- April 21, 2021 4:24 AM
- December 13, 2022 5:00 PM
- April 24, 2023 2:15 PM
PHNOM PENH – Seventy-seven pieces of pre-Angkor and Angkorian artworks looted by notorious art dealer Douglas Latchford have been returned to Cambodia from the United Kingdom.
The collection, including gold and other precious metal pieces, arrived in Cambodia on Feb. 17, under a 2020 agreement between the government and Latchford’s family.
The artefacts included crowns, necklaces, bracelets, belts, earrings and amulets.
Some of them had featured in a book, Khmer Gold: Gifts of the Gods, written by Emma C Bunker and Latchford. Many had not been seen by the public before, the Ministry of Culture and Fine Arts said.
They were returned in addition to other stone and bronze artefacts brought back from the UK in September, 2021.
A team led by Hun Many, Chairman of Commission 7 of the National Assembly in charge of culture as well as other portfolios, arranged the return.
The handover took place in the presence of a Cambodian delegation led by Hun Many, the Cambodian Ambassador to the UK and the UK Foreign Office.
“It is an honour to lead the delegation to return these priceless national treasures to our home country,” Hun Many said.

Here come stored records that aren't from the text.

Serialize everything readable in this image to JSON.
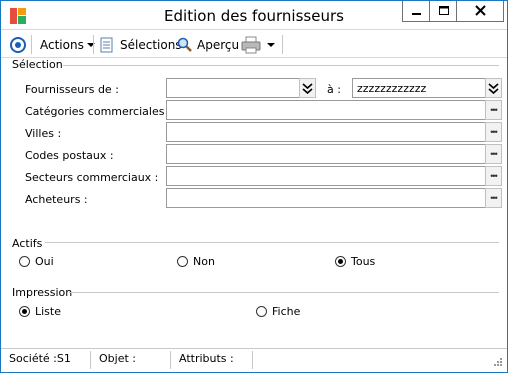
{
  "window": {
    "title": "Edition des fournisseurs"
  },
  "toolbar": {
    "actions_label": "Actions",
    "selections_label": "Sélections",
    "apercu_label": "Aperçu"
  },
  "selection": {
    "heading": "Sélection",
    "fields": [
      {
        "label": "Fournisseurs de :",
        "value": ""
      },
      {
        "label": "Catégories commerciales :",
        "value": ""
      },
      {
        "label": "Villes :",
        "value": ""
      },
      {
        "label": "Codes postaux :",
        "value": ""
      },
      {
        "label": "Secteurs commerciaux :",
        "value": ""
      },
      {
        "label": "Acheteurs :",
        "value": ""
      }
    ],
    "to_label": "à :",
    "to_value": "zzzzzzzzzzzz"
  },
  "actifs": {
    "heading": "Actifs",
    "options": [
      "Oui",
      "Non",
      "Tous"
    ],
    "selected": "Tous"
  },
  "impression": {
    "heading": "Impression",
    "options": [
      "Liste",
      "Fiche"
    ],
    "selected": "Liste"
  },
  "status": {
    "societe": "Société :S1",
    "objet": "Objet :",
    "attributs": "Attributs :"
  },
  "colors": {
    "accent": "#1a78c2",
    "border": "#9a9a9a"
  },
  "icons": [
    "app-icon",
    "minimize-icon",
    "maximize-icon",
    "close-icon",
    "target-icon",
    "chevron-down-icon",
    "document-icon",
    "magnifier-icon",
    "printer-icon",
    "double-chevron-down-icon",
    "ellipsis-icon",
    "resize-grip-icon"
  ]
}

Latchford, who died in 2020, was seen as an expert and benefactor in Cambodia’s cultural scene.
However, he was accused before he died of large-scale trading in looted antiquities. He made millions of dollars selling them to museums and wealthy collectors.
“The Royal Government of Cambodia expresses its appreciation to the government of the United Kingdom for its goodwill and cooperation in returning these artefacts to the Royal government and people of Cambodia,” the ministry said.
Phoeurng Sackona, Minister of Culture and Fine Arts, said, “The repatriation of these national treasures opens a new area of understanding and scholarship about the Angkorian empire and its significance to the world.”
The minister encouraged private individuals, museums as well as other institutions around the world that are in possession of Cambodian artefacts to cooperate with the government through the ministry or Cambodian embassies to return cultural heritage objects.
“We consider such returns as a noble act, which not only demonstrates important contributions to a nation’s culture, but also contributes to the reconciliation and healing of Cambodians who went through decades of civil war and suffered tremendously from the tragedy of the Khmer Rouge genocide,” she said.
The BBC said one crown appeared to be pre-Angkorian but experts did not know when others, including a sculpted flower, were made.
Many items can be matched to carvings at Angkor Wat, which was looted during French colonial rule, the BBC said. Many other temples were plundered during the Khmer Rouge era in the 1970s and in the ensuing turmoil.